If the input file is using different kind of separators, e.g. tab character, a properties file can be provided:

$ stardog-admin virtual import myDB cars.properties cars.sms cars.tsv

The properties file for CSVs can specify values for the following virtual graph properties:

Property Description
csv.separator character for separating fields
csv.quote used for strings that contain field separators
csv.escape character for escaping special characters
csv.header boolean value for specifying whether or not the input file has a header line at the beginning
csv.hash.function the hash function to use for fields prefixed with a #

The csv.escape character is used as an alternative to the csv.quote character. To escape a csv.quote character within a string that is enclosed in csv.quote characters, use two consecutive csv.quote characters. Do not set csv.escape to the csv.quote character.

Note that whitespace characters in the Java properties file format need to be escaped so if you want to import tab-separated value files set csv.separator=\t in the properties file.

In addition to directly referencing columns by name, CSV mappings may include a special ?_ROW_NUMBER_ variable used to obtain the current line number.

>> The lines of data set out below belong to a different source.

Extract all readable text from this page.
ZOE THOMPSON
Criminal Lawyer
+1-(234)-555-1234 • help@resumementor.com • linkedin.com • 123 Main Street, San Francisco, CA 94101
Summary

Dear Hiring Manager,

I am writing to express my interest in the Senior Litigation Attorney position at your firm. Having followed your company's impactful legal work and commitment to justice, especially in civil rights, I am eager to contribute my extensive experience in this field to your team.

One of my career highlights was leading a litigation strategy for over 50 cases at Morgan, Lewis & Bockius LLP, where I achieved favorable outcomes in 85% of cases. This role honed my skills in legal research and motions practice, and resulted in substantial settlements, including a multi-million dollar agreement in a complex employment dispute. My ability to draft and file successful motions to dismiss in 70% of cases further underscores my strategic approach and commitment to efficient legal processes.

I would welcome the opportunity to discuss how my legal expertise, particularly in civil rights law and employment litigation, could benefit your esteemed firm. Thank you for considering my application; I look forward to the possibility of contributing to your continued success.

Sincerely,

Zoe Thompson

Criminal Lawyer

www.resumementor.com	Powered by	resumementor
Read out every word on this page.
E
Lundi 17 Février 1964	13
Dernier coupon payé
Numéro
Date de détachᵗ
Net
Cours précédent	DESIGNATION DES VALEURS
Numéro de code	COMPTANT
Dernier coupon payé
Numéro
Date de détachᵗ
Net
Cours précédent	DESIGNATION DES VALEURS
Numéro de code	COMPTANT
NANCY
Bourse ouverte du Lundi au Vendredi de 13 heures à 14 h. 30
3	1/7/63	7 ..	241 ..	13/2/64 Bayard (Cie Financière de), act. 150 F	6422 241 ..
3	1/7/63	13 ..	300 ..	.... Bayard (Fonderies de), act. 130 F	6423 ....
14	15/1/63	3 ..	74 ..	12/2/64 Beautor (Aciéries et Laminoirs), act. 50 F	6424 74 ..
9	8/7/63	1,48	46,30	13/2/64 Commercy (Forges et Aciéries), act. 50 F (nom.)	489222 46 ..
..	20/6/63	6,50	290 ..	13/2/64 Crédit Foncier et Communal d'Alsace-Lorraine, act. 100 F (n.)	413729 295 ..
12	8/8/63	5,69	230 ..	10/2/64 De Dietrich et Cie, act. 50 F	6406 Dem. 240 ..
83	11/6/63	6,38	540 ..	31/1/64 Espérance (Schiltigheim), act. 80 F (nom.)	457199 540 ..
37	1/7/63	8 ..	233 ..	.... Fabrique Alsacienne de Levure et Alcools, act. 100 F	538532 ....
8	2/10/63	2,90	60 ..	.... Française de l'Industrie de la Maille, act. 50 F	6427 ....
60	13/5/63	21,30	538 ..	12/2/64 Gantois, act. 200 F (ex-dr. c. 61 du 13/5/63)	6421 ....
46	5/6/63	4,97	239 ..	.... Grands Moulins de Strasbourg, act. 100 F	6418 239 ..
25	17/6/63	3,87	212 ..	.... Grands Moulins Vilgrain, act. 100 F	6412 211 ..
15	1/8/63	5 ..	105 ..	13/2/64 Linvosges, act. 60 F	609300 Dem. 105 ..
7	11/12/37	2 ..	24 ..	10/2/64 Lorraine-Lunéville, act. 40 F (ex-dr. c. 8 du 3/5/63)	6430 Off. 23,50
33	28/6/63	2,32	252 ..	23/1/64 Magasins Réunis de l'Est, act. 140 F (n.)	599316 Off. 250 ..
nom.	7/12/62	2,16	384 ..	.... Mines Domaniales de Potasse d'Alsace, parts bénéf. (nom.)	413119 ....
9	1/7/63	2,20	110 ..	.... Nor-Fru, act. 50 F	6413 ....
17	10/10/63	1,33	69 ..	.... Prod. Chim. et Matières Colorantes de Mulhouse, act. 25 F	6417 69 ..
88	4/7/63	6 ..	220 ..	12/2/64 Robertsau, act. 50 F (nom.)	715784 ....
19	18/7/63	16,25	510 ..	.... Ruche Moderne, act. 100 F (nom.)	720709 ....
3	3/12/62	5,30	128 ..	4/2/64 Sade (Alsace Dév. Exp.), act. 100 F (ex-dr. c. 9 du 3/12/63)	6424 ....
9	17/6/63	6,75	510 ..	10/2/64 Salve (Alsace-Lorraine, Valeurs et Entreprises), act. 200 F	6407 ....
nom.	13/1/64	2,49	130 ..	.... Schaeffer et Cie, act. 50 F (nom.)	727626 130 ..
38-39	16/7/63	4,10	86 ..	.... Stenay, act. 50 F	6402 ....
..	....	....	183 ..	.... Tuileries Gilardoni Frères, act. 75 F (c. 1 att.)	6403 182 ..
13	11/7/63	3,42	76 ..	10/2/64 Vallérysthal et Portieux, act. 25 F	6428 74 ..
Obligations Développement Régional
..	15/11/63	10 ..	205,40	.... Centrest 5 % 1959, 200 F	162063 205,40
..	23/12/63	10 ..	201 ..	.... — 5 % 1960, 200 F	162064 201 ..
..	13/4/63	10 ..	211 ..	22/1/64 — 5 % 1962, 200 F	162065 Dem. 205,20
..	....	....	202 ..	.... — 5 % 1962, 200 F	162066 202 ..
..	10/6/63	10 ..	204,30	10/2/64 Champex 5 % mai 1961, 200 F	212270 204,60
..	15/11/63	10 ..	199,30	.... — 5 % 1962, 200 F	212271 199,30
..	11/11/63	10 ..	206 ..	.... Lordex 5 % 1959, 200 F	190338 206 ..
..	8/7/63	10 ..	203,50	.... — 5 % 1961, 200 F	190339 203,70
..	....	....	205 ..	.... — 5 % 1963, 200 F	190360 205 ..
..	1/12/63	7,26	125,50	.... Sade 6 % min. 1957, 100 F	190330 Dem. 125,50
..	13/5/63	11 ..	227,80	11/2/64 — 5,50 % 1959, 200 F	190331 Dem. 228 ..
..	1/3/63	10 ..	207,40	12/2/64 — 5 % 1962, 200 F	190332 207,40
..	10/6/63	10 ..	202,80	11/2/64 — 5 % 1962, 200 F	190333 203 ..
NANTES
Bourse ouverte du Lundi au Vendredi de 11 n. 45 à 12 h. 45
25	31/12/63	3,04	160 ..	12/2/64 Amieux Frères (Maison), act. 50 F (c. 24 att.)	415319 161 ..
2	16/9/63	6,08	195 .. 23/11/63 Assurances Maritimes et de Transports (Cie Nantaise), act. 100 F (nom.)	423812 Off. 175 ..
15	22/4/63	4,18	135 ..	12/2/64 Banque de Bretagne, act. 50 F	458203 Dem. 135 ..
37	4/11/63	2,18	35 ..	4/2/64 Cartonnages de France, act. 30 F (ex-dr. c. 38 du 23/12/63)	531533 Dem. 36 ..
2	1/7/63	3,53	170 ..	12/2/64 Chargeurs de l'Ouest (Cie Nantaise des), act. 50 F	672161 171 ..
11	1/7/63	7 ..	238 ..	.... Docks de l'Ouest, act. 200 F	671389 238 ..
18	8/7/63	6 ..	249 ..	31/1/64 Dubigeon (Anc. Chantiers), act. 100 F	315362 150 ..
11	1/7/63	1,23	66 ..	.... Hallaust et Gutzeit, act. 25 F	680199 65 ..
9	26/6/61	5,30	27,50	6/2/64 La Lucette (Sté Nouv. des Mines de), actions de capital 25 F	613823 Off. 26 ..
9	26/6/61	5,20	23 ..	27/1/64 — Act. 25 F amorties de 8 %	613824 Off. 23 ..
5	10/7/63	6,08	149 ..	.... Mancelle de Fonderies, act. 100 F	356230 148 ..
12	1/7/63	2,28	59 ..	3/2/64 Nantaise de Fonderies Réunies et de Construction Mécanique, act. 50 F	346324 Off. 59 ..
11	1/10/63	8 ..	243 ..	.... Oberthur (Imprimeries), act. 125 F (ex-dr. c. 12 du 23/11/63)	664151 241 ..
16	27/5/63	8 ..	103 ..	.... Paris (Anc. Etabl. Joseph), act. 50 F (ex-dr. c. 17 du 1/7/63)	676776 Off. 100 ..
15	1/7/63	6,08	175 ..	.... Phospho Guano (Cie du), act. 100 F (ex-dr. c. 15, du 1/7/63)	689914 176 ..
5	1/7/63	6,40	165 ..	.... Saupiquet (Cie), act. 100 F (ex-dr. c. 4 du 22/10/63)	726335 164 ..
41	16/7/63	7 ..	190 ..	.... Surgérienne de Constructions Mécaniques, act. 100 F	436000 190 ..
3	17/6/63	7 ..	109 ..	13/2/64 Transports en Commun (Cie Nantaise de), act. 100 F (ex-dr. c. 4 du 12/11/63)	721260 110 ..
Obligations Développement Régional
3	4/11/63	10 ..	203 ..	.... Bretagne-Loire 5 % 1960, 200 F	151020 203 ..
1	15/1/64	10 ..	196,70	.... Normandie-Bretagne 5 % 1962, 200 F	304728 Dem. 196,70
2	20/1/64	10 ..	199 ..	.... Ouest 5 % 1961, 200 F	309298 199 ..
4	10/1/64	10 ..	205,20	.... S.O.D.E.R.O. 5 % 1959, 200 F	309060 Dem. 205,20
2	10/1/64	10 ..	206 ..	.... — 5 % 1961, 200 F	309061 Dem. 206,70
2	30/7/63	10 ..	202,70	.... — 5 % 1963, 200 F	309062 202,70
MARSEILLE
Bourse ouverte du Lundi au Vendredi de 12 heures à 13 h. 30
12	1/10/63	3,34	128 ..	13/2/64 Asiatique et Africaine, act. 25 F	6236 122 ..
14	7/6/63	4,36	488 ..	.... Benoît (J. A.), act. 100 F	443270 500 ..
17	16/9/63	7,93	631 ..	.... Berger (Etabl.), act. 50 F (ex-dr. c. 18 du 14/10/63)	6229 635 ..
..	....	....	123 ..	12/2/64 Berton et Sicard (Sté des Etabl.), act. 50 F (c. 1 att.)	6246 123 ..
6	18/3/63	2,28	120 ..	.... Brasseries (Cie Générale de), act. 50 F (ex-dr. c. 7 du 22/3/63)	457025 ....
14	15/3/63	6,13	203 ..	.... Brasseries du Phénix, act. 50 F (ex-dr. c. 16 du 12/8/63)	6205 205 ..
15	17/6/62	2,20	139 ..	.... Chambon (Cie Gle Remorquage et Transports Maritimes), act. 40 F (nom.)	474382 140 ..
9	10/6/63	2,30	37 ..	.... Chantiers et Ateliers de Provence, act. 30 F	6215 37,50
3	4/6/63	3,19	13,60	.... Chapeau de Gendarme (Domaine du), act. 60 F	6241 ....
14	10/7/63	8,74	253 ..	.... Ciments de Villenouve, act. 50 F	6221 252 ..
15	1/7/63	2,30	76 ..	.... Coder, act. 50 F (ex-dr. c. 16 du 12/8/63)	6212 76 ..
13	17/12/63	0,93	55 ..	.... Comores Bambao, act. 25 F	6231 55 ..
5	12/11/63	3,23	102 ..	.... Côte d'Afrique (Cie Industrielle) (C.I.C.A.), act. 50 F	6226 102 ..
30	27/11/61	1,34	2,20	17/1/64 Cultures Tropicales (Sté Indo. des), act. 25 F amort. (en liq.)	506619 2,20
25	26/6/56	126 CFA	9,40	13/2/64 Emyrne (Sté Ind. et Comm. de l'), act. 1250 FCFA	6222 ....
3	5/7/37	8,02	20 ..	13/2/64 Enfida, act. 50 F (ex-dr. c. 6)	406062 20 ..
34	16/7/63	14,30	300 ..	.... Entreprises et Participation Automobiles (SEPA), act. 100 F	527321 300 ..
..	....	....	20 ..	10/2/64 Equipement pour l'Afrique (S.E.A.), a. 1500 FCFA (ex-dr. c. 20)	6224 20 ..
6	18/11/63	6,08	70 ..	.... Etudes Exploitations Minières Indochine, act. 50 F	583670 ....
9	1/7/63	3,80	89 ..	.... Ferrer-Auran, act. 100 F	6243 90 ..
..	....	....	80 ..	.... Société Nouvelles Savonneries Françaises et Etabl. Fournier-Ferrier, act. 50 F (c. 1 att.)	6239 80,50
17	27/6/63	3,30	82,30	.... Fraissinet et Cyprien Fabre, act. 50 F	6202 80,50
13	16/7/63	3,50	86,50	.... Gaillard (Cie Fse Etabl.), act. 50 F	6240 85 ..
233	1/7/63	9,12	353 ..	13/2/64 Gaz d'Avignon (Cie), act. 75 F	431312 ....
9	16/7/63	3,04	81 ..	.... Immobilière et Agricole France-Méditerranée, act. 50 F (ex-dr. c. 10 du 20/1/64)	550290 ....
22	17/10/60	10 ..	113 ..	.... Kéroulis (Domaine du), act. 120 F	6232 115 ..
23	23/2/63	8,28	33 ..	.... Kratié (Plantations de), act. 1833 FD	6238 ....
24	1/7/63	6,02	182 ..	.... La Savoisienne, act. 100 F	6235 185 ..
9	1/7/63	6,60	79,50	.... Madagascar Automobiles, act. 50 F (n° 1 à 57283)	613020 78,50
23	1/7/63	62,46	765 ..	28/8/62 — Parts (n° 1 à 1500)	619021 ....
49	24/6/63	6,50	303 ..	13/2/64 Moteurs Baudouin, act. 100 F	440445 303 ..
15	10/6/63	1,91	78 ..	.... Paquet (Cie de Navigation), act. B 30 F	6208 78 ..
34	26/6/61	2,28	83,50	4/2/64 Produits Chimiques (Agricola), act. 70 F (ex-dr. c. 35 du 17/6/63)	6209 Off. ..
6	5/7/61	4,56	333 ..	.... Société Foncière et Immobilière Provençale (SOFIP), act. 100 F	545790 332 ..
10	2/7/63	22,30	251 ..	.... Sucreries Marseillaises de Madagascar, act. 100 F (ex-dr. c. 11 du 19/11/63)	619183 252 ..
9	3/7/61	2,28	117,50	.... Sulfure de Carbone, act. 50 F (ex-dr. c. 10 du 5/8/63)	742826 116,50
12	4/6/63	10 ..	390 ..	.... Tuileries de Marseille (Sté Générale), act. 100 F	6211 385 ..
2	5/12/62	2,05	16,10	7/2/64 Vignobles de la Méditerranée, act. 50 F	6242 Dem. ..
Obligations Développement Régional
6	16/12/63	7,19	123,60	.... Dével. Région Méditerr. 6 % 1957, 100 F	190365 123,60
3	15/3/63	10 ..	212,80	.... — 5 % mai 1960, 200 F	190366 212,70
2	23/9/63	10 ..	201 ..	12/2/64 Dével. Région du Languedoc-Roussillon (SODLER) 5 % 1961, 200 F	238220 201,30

The mappings for delimited files can be automatically generated given a couple additional properties:

Property Description
csv.class indicate the class, or rdf:type, to use for the subjects of each row
unique.key.sets the set of columns that uniquely identify each row

To import with automatically generated mappings, omit the command line argument for the mappings file:

$ stardog-admin virtual import myDB cars.properties cars.csv

There is a complete example available in our examples repo.

Importing JSON Files

To import a JSON file, provide the file name as the final argument to the import command:

$ stardog-admin virtual import myDB bitcoin.sms bitcoin.json

Here is an example JSON file:

{
  "hash": "00000000000000000028484e3ba77273ebd245f944e574e1d4038d9247a7ff8e",
  "time": 1569266867591,
  "block_index": 1762564,
  "height": 575144,
  "txIndexes": [
    445123952,
    445058113,
    445054577,
    445061250
  ]
}

and a corresponding SMS2 mapping:

PREFIX : <http://example.com/>

mapping
from json {
  {
    "hash" : "?hash",
    "time" : "?time",
    "block_index" : "?block_index",
    "height" : "?height",
    "txIndexes" : [ "?txIndex" ]
  }
}
to {
  ?block a :Block ;
    :hash ?hash ;
    :time ?dateTime ;
    :height ?height ;
    :includesTx ?tx .
  ?tx a :Tx ;
    :index ?txIndex .
}
where {
  bind(xsd:dateTime(?time) as ?dateTime)
  bind(template("http://example.com/tx/{txIndex}") as ?tx)
  bind(template("http://example.com/block/{hash}") as ?block)
}

Note how unlike from json when used with MongoDB, with a JSON file SMS2 mapping there is no MongoDB collection name serving as the key name for the top-level object.